With this recipe, we’ve opted out of the classic graham cracker crust for a digestive biscuit crust. This is typical in Asian-Western desserts because, for some weird reason, graham crackers aren’t even sold in Asia! At least, I know for a fact it can’t be found in both Hong Kong and Singapore. But given the choice back here in Canada, I still prefer digestive biscuits. It has a subtler flavour compared to graham crackers, and when mixed with melted butter it is “the best thing I have ever smelt in my life” (direct quote from a friend who enlisted my help to tackle this recipe and bake for the first time in his life – all for a very romantic reason too!). He was shocked at how quick and easy it was to create something that looks and tastes so good. Thus, hesitate no longer my friends, the kitchen awaits you!
Baked Matcha Cheesecake
Adapted from Andre’s the Home Baker
For the crust:
12 digestive biscuits
3 tbsp butter, melted
For the cheesecake:
2 8oz blocks cream cheese, softened
¾ cup sugar
2 tbsp flour
3-4 tbsp matcha (depends on how strong you want it)
1/3 cup sour cream
1 tsp vanilla extract
1 egg, room temperature
Extra matcha powder to dust on top
A handful of raspberries (optional)
Preheat the oven to 350°F. Line the bottom and sides of an 8 inch cake pan (preferably springform or with a removable bottom) with parchment paper.
Prepare the crust by placing the digestive biscuits in a large freezer Ziploc bag. Gently crush them into a fine powder by rolling over the bag with a rolling pin. Be careful not to puncture holes into the bag due to the biscuit shards. Transfer the crushed biscuits into a small bowl and toss it with the melted butter. Pour the mixture into the prepared pan and press it down firmly and evenly using the back of a spoon.

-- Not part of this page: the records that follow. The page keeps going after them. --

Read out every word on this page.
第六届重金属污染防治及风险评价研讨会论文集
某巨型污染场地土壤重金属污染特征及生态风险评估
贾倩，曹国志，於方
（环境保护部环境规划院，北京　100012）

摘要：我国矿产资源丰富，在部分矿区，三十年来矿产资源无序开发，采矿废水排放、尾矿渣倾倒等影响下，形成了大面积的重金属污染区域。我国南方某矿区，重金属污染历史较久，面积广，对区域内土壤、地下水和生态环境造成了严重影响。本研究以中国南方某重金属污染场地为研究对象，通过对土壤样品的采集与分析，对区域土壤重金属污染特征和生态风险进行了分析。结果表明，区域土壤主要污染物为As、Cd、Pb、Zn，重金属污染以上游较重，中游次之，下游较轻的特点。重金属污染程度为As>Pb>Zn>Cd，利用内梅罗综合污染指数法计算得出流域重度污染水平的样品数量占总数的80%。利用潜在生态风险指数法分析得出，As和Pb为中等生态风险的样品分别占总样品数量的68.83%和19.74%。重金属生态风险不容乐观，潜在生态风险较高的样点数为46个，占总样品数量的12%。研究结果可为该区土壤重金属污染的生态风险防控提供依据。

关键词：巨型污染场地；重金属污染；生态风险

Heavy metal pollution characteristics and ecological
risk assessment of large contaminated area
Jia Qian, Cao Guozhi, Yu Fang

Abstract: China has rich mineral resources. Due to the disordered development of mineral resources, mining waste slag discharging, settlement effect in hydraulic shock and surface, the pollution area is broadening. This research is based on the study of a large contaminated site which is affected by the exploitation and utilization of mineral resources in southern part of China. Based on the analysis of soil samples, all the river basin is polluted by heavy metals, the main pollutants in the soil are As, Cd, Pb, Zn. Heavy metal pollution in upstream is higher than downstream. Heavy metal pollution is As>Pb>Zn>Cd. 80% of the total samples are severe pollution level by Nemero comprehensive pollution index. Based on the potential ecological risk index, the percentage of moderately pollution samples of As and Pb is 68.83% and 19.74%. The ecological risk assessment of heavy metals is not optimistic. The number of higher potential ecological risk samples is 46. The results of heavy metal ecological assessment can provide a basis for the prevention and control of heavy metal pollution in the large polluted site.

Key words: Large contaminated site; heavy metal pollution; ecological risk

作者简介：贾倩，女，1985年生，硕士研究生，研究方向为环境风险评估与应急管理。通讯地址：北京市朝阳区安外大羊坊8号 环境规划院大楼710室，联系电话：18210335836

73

In the bowl of a mixer, whisk the cream cheese and sugar until light and fluffy. Sift in the flour and matcha and whisk until combined. Add in the sour cream, egg and vanilla and whisk until smooth. Pour into the pan and smooth the top with a spatula. Bake for 30-35 minutes until just set but the middle is still slightly wobbly. Let it cool on a wire rack for at least 45 minutes before transferring to the fridge to chill for 4 hours or overnight. To serve, dust matcha powder on top and garnish with some raspberries.